Reste la question des élections européennes de juin 2026, qui pourraient encore fragiliser la majorité. « Si les résultats sont mauvais, la pression sur Lecornu deviendra insoutenable », analyse un politologue. Pour l’instant, l’exécutif mise sur la patience : « On a survécu à pire », confie un conseiller ministériel. « D’ici là, on fait du surplace. »

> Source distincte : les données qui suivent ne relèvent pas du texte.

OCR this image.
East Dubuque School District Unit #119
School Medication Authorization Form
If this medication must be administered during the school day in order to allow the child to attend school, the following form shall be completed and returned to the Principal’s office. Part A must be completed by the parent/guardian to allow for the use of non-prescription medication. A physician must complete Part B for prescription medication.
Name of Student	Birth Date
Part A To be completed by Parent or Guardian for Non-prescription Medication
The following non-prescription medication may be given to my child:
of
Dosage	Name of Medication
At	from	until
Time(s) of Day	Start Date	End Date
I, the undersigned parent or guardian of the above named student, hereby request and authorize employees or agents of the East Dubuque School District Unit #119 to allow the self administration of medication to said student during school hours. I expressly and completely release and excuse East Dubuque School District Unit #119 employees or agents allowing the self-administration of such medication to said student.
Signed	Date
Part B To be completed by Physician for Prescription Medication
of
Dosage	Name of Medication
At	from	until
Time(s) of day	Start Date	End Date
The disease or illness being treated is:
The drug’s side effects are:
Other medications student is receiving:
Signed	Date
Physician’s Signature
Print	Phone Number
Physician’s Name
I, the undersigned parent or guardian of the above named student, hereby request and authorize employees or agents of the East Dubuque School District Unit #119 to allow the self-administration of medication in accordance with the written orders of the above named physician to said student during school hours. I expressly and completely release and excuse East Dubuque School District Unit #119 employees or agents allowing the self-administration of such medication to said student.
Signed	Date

Alors que la France entre dans une période de « gestion des affaires courantes », les observateurs s’interrogent sur l’impact à long terme de cet immobilisme. Une chose est sûre : jusqu’en 2027, le pays gouvernera au ralenti, sous la menace permanente d’un nouveau blocage institutionnel.

Le 1er-Mai est un symbole historique du monde du travail en France, né de la lutte pour la journée de huit heures au XIXe siècle. C’est aussi un jour chômé depuis 1947, inscrit dans la mémoire collective comme une journée de revendications sociales. Toute tentative de l’assouplir est perçue comme une atteinte à ces acquis, d’où la mobilisation systématique des syndicats et de la gauche.

Les conséquences sont multiples : report sine die de la réforme des retraites, incapacité à réformer les finances publiques malgré un déficit record, et paralysie des projets de loi structurants. L’exécutif ne peut plus agir sans risquer une crise politique, ce qui place la France dans une situation de « gouvernance au ralenti » jusqu’à l’élection présidentielle de 2027.